We are looking for engineers to build the AI systems that make Codex agents dependable in production. The ideal candidate is an agent-systems builder: hands-on across low-level systems and ML workflows, able to debug Codex behavior end-to-end across the harness, model behavior, inference/runtime stack, GPU fleet, and product surface.

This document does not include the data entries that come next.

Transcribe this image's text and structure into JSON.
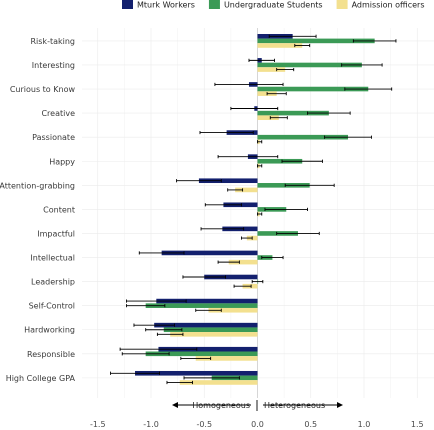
{
  "chart_data": {
    "type": "bar",
    "orientation": "horizontal",
    "legend_position": "top",
    "grid": true,
    "xlim": [
      -1.55,
      1.65
    ],
    "x_ticks": [
      -1.5,
      -1.0,
      -0.5,
      0.0,
      0.5,
      1.0,
      1.5
    ],
    "x_tick_labels": [
      "-1.5",
      "-1.0",
      "-0.5",
      "0.0",
      "0.5",
      "1.0",
      "1.5"
    ],
    "categories": [
      "Risk-taking",
      "Interesting",
      "Curious to Know",
      "Creative",
      "Passionate",
      "Happy",
      "Attention-grabbing",
      "Content",
      "Impactful",
      "Intellectual",
      "Leadership",
      "Self-Control",
      "Hardworking",
      "Responsible",
      "High College GPA"
    ],
    "series": [
      {
        "name": "Mturk Workers",
        "color": "#13206e",
        "values": [
          0.33,
          0.04,
          -0.08,
          -0.03,
          -0.29,
          -0.09,
          -0.55,
          -0.32,
          -0.33,
          -0.9,
          -0.5,
          -0.95,
          -0.97,
          -0.93,
          -1.15
        ],
        "error": [
          0.22,
          0.12,
          0.32,
          0.22,
          0.25,
          0.28,
          0.21,
          0.17,
          0.2,
          0.21,
          0.2,
          0.28,
          0.19,
          0.36,
          0.23
        ]
      },
      {
        "name": "Undergraduate Students",
        "color": "#3b9a56",
        "values": [
          1.1,
          0.98,
          1.04,
          0.67,
          0.85,
          0.42,
          0.49,
          0.27,
          0.38,
          0.14,
          0.0,
          -1.05,
          -0.88,
          -1.05,
          -0.43
        ],
        "error": [
          0.2,
          0.19,
          0.22,
          0.2,
          0.22,
          0.19,
          0.23,
          0.2,
          0.2,
          0.1,
          0.05,
          0.18,
          0.17,
          0.22,
          0.26
        ]
      },
      {
        "name": "Admission officers",
        "color": "#f3e08f",
        "values": [
          0.42,
          0.26,
          0.18,
          0.2,
          0.02,
          0.02,
          -0.21,
          0.02,
          -0.1,
          -0.27,
          -0.14,
          -0.46,
          -0.82,
          -0.58,
          -0.73
        ],
        "error": [
          0.07,
          0.08,
          0.09,
          0.08,
          0.02,
          0.02,
          0.07,
          0.02,
          0.05,
          0.1,
          0.08,
          0.12,
          0.12,
          0.14,
          0.12
        ]
      }
    ],
    "annotations": {
      "left_arrow_label": "Homogeneous",
      "right_arrow_label": "Heterogeneous"
    }
  }
}
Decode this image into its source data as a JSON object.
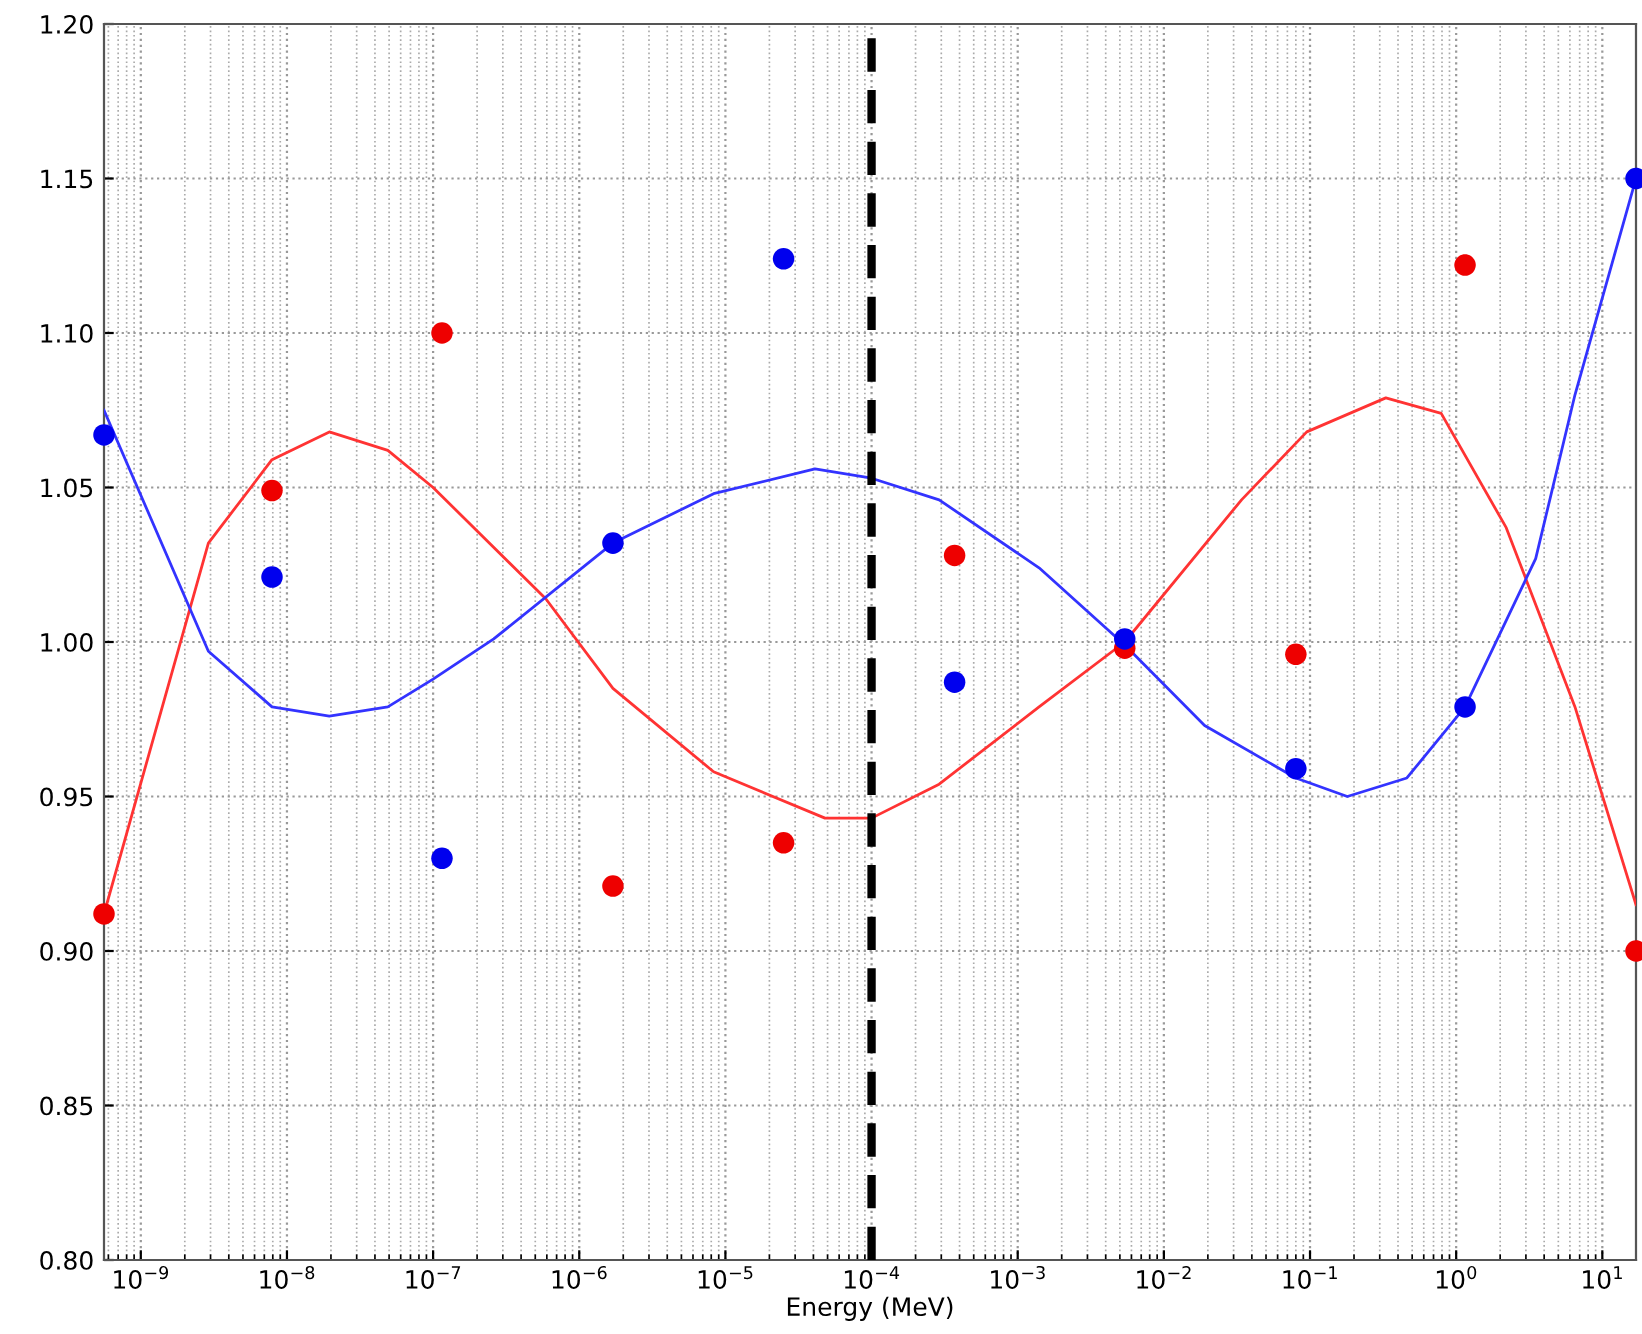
{
  "chart_data": {
    "type": "scatter",
    "xlabel": "Energy (MeV)",
    "log": "x",
    "grid": true,
    "legend": false,
    "xlim": [
      5.6e-10,
      17
    ],
    "ylim": [
      0.8,
      1.2
    ],
    "xticks": [
      {
        "value": 1e-09,
        "label": "10$^{−9}$"
      },
      {
        "value": 1e-08,
        "label": "10$^{−8}$"
      },
      {
        "value": 1e-07,
        "label": "10$^{−7}$"
      },
      {
        "value": 1e-06,
        "label": "10$^{−6}$"
      },
      {
        "value": 1e-05,
        "label": "10$^{−5}$"
      },
      {
        "value": 0.0001,
        "label": "10$^{−4}$"
      },
      {
        "value": 0.001,
        "label": "10$^{−3}$"
      },
      {
        "value": 0.01,
        "label": "10$^{−2}$"
      },
      {
        "value": 0.1,
        "label": "10$^{−1}$"
      },
      {
        "value": 1,
        "label": "10$^{0}$"
      },
      {
        "value": 10,
        "label": "10$^{1}$"
      }
    ],
    "yticks": [
      {
        "value": 0.8,
        "label": "0.80"
      },
      {
        "value": 0.85,
        "label": "0.85"
      },
      {
        "value": 0.9,
        "label": "0.90"
      },
      {
        "value": 0.95,
        "label": "0.95"
      },
      {
        "value": 1.0,
        "label": "1.00"
      },
      {
        "value": 1.05,
        "label": "1.05"
      },
      {
        "value": 1.1,
        "label": "1.10"
      },
      {
        "value": 1.15,
        "label": "1.15"
      },
      {
        "value": 1.2,
        "label": "1.20"
      }
    ],
    "ref_lines": [
      {
        "axis": "x",
        "value": 0.0001,
        "color": "#000000",
        "line_style": "dashed"
      }
    ],
    "series": [
      {
        "type": "line",
        "color": "#ff3333",
        "x": [
          5.6e-10,
          2.9e-09,
          7.9e-09,
          1.95e-08,
          4.9e-08,
          1e-07,
          5.9e-07,
          1.7e-06,
          8.3e-06,
          4.8e-05,
          0.0001,
          0.00029,
          0.0014,
          0.0054,
          0.034,
          0.095,
          0.33,
          0.79,
          2.2,
          6.5,
          17
        ],
        "values": [
          0.912,
          1.032,
          1.059,
          1.068,
          1.062,
          1.05,
          1.014,
          0.985,
          0.958,
          0.943,
          0.943,
          0.954,
          0.979,
          1.0,
          1.046,
          1.068,
          1.079,
          1.074,
          1.037,
          0.979,
          0.915
        ]
      },
      {
        "type": "line",
        "color": "#3333ff",
        "x": [
          5.6e-10,
          2.9e-09,
          7.9e-09,
          1.95e-08,
          4.9e-08,
          1e-07,
          2.6e-07,
          1.7e-06,
          8.3e-06,
          4.1e-05,
          0.0001,
          0.00029,
          0.0014,
          0.0054,
          0.019,
          0.08,
          0.18,
          0.46,
          1.15,
          3.5,
          6.5,
          17
        ],
        "values": [
          1.075,
          0.997,
          0.979,
          0.976,
          0.979,
          0.988,
          1.001,
          1.032,
          1.048,
          1.056,
          1.053,
          1.046,
          1.024,
          0.999,
          0.973,
          0.956,
          0.95,
          0.956,
          0.979,
          1.027,
          1.08,
          1.15
        ]
      },
      {
        "marker": "circle",
        "color": "#ee0000",
        "x": [
          5.6e-10,
          7.9e-09,
          1.15e-07,
          1.7e-06,
          2.5e-05,
          0.00037,
          0.0054,
          0.08,
          1.15,
          17
        ],
        "values": [
          0.912,
          1.049,
          1.1,
          0.921,
          0.935,
          1.028,
          0.998,
          0.996,
          1.122,
          0.9
        ]
      },
      {
        "marker": "circle",
        "color": "#0000ee",
        "x": [
          5.6e-10,
          7.9e-09,
          1.15e-07,
          1.7e-06,
          2.5e-05,
          0.00037,
          0.0054,
          0.08,
          1.15,
          17
        ],
        "values": [
          1.067,
          1.021,
          0.93,
          1.032,
          1.124,
          0.987,
          1.001,
          0.959,
          0.979,
          1.15
        ]
      }
    ]
  }
}
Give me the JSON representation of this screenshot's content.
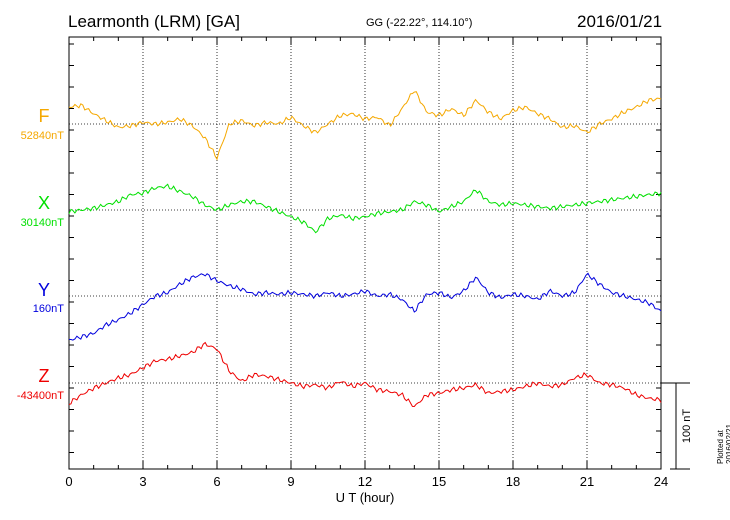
{
  "header": {
    "station": "Learmonth (LRM)  [GA]",
    "coords": "GG (-22.22°, 114.10°)",
    "date": "2016/01/21"
  },
  "footer": {
    "plotted": "Plotted at 2016/02/21 01:35 UT"
  },
  "chart_data": {
    "type": "line",
    "title": "Learmonth (LRM)  [GA]",
    "xlabel": "U T (hour)",
    "ylabel": "",
    "xlim": [
      0,
      24
    ],
    "x_ticks": [
      "0",
      "3",
      "6",
      "9",
      "12",
      "15",
      "18",
      "21",
      "24"
    ],
    "scale_bar": {
      "label": "100 nT",
      "value": 100
    },
    "grid": "dotted, every 3 hours and at each component baseline",
    "x": [
      0,
      0.5,
      1,
      1.5,
      2,
      2.5,
      3,
      3.5,
      4,
      4.5,
      5,
      5.5,
      6,
      6.5,
      7,
      7.5,
      8,
      8.5,
      9,
      9.5,
      10,
      10.5,
      11,
      11.5,
      12,
      12.5,
      13,
      13.5,
      14,
      14.5,
      15,
      15.5,
      16,
      16.5,
      17,
      17.5,
      18,
      18.5,
      19,
      19.5,
      20,
      20.5,
      21,
      21.5,
      22,
      22.5,
      23,
      23.5,
      24
    ],
    "series": [
      {
        "name": "F",
        "baseline_label": "52840nT",
        "color": "#f5a800",
        "values": [
          20,
          22,
          12,
          4,
          -4,
          -2,
          2,
          0,
          2,
          6,
          -2,
          -16,
          -40,
          0,
          4,
          -2,
          2,
          0,
          8,
          -2,
          -10,
          0,
          10,
          12,
          6,
          8,
          -2,
          18,
          40,
          14,
          10,
          18,
          10,
          28,
          14,
          6,
          16,
          20,
          12,
          6,
          -4,
          -2,
          -10,
          0,
          6,
          14,
          20,
          28,
          30
        ]
      },
      {
        "name": "X",
        "baseline_label": "30140nT",
        "color": "#00e000",
        "values": [
          -2,
          0,
          2,
          6,
          10,
          18,
          20,
          26,
          28,
          22,
          16,
          6,
          0,
          6,
          10,
          10,
          4,
          -2,
          -8,
          -14,
          -26,
          -10,
          -6,
          -10,
          -8,
          -4,
          -2,
          0,
          10,
          6,
          -2,
          4,
          10,
          24,
          10,
          6,
          8,
          6,
          4,
          2,
          4,
          6,
          8,
          10,
          12,
          14,
          16,
          18,
          20
        ]
      },
      {
        "name": "Y",
        "baseline_label": "160nT",
        "color": "#0000dd",
        "values": [
          -52,
          -48,
          -44,
          -34,
          -28,
          -20,
          -10,
          0,
          4,
          14,
          22,
          26,
          18,
          12,
          8,
          2,
          4,
          2,
          4,
          2,
          0,
          4,
          0,
          2,
          6,
          0,
          2,
          -4,
          -18,
          2,
          4,
          -2,
          6,
          22,
          4,
          -2,
          2,
          0,
          -4,
          6,
          0,
          4,
          26,
          14,
          4,
          0,
          -4,
          -8,
          -18
        ]
      },
      {
        "name": "Z",
        "baseline_label": "-43400nT",
        "color": "#ee0000",
        "values": [
          -24,
          -14,
          -6,
          0,
          6,
          10,
          18,
          26,
          28,
          32,
          36,
          46,
          40,
          14,
          2,
          10,
          8,
          4,
          0,
          -4,
          -2,
          -6,
          2,
          -4,
          0,
          -8,
          -10,
          -14,
          -28,
          -14,
          -12,
          -8,
          -6,
          -2,
          -12,
          -10,
          -8,
          -4,
          0,
          -4,
          -2,
          6,
          10,
          0,
          -2,
          -6,
          -14,
          -18,
          -20
        ]
      }
    ]
  }
}
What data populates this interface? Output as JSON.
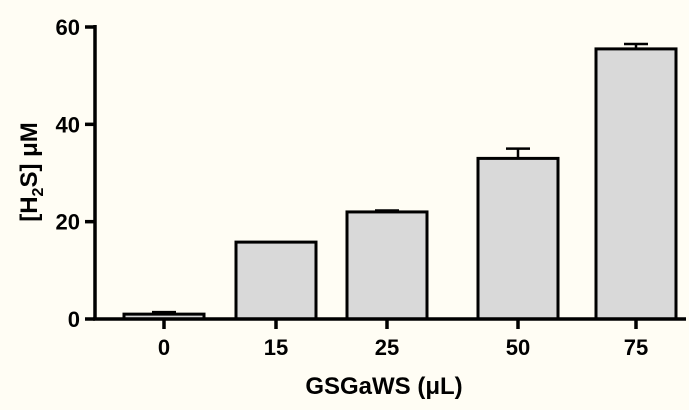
{
  "colors": {
    "background": "#fffdf4",
    "bar_fill": "#d9d9d9",
    "bar_stroke": "#000000"
  },
  "chart_data": {
    "type": "bar",
    "categories": [
      "0",
      "15",
      "25",
      "50",
      "75"
    ],
    "values": [
      1,
      15.8,
      22,
      33,
      55.5
    ],
    "errors": [
      0.4,
      0,
      0.3,
      2,
      1
    ],
    "xlabel": "GSGaWS (μL)",
    "ylabel": {
      "prefix": "[H",
      "subscript": "2",
      "suffix": "S] μM"
    },
    "ylim": [
      0,
      60
    ],
    "yticks": [
      "0",
      "20",
      "40",
      "60"
    ],
    "grid": false,
    "legend": "none"
  }
}
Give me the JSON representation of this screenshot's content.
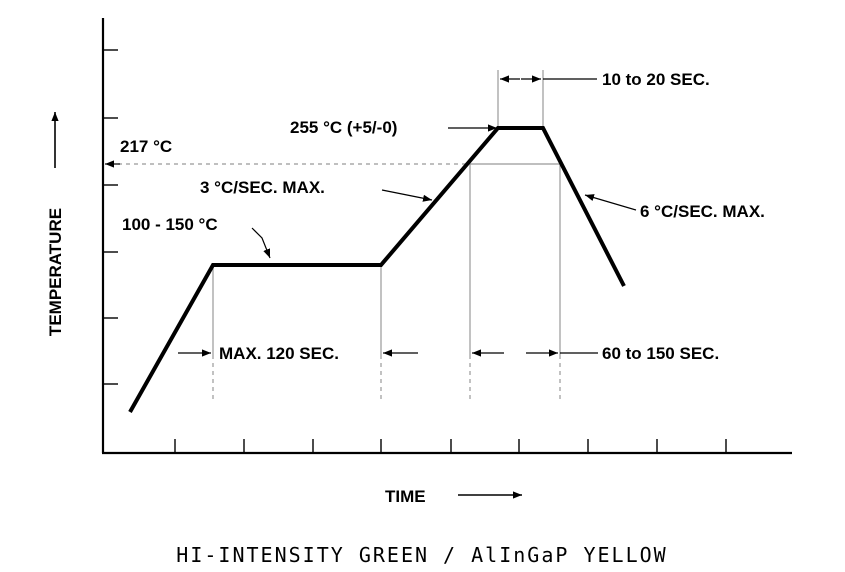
{
  "diagram": {
    "y_axis_label": "TEMPERATURE",
    "x_axis_label": "TIME",
    "annotations": {
      "liquidus": "217 °C",
      "preheat": "100 - 150 °C",
      "ramp_up": "3 °C/SEC. MAX.",
      "peak": "255 °C (+5/-0)",
      "peak_time": "10 to 20 SEC.",
      "ramp_down": "6 °C/SEC. MAX.",
      "preheat_time": "MAX. 120 SEC.",
      "above_liquidus_time": "60 to 150 SEC."
    }
  },
  "caption": "HI-INTENSITY GREEN / AlInGaP YELLOW"
}
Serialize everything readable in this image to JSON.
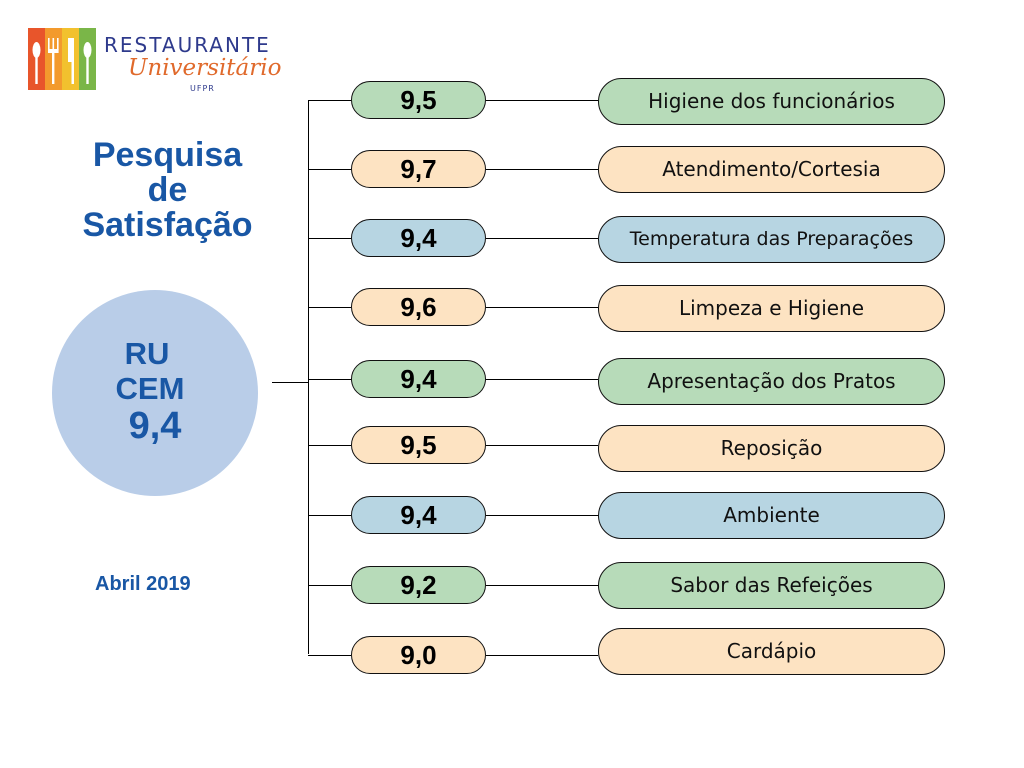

You will work with research, infrastructure, and product to design agent harness capabilities, run experiments and ablations across the model + system prompt + harness stack, build frameworks for assessing production agent performance, and turn messy failures into durable improvements.

Responsibilities

Design and build the core agent harness and execution loop that lets Codex agents interpret model outputs, use tools, execute code, and complete long-horizon tasks safely.
Build sandboxing, isolation, orchestration, state, and workflow infrastructure for agents operating in real development environments.
Develop evaluation, experimentation, and debugging systems that distinguish harness issues, model behavior, inference/runtime issues, and product failures.
Run ablations across prompts, model-facing interfaces, context construction, tool-use strategies, and harness behavior to improve solve rate, reliability, latency, and cost.
Improve observability, profiling, and diagnostics across the agent stack, from backend systems to inference, GPUs, and fleet capacity.
Work closely with research to make the harness trainable, measurable, and useful for improving frontier agentic models.
Build shared primitives that make Codex faster, safer, more reliable, and easier for other teams and open-source users to build on.

Requirements

Experience building or operating production systems in distributed systems, infrastructure, developer tooling, sandboxing, virtualization, cloud platforms, or ML systems.
Comfortable working across layers: Rust systems code, Python configuration layers, APIs, agent orchestration, evals, logs/traces, inference behavior, runtime constraints, and user outcomes.
Hands-on experience with LLM applications, coding agents, evals, model deployment, inference, compiler/runtime performance, or developer platforms.
Strong focus on reliability, safety, performance, debuggability, and clean abstractions.
Ability to debug from evidence and move quickly from ambiguous production failures to practical, durable fixes.
Willingness to work close to research while shipping production changes and to write meaningful code, show strong ownership, and lead scoped or multi-team AI systems work.

Bonus Points

Deep Rust, systems, sandboxing, isolation, or low-level platform experience.
Experience with coding agents, agent harnesses, tool-using LLM systems, model evals, or post-training feedback loops.
Background in compilers, kernels, runtimes, inference optimization, GPU systems, benchmarking, profiling, or performance engineering.
Experience building production infrastructure used by many engineers or users under demanding reliability and security constraints.
Open-source infrastructure or developer-platform work with strong taste for APIs and usability.

Benefits

Medical, dental, and vision insurance with employer contributions to Health Savings Accounts.
Pre-tax accounts for Health FSA, Dependent Care FSA, and commuter expenses.
401(k) retirement plan with employer match.
Paid parental leave (up to 24 weeks for birth parents and 20 weeks for non-birthing parents), plus paid medical and caregiver leave (up to 8 weeks).
Paid time off: flexible PTO for exempt employees and up to 15 days annually for non-exempt employees.
13+ paid company holidays and multiple company office closures, plus paid sick or safe time as required by law.
Mental health and wellness support; employer-paid basic life and disability coverage.
Annual learning and development stipend.
Daily meals in offices and meal delivery credits as eligible.
Relocation support for eligible employees.
Additional taxable fringe benefits (charitable donation matching, wellness stipends).

About OpenAI

OpenAI is an AI research and deployment company dedicated to ensuring that general-purpose artificial intelligence benefits all of humanity. The company emphasizes safety, diverse perspectives, and equal employment opportunity. Background checks and reasonable accommodations are administered consistent with applicable law.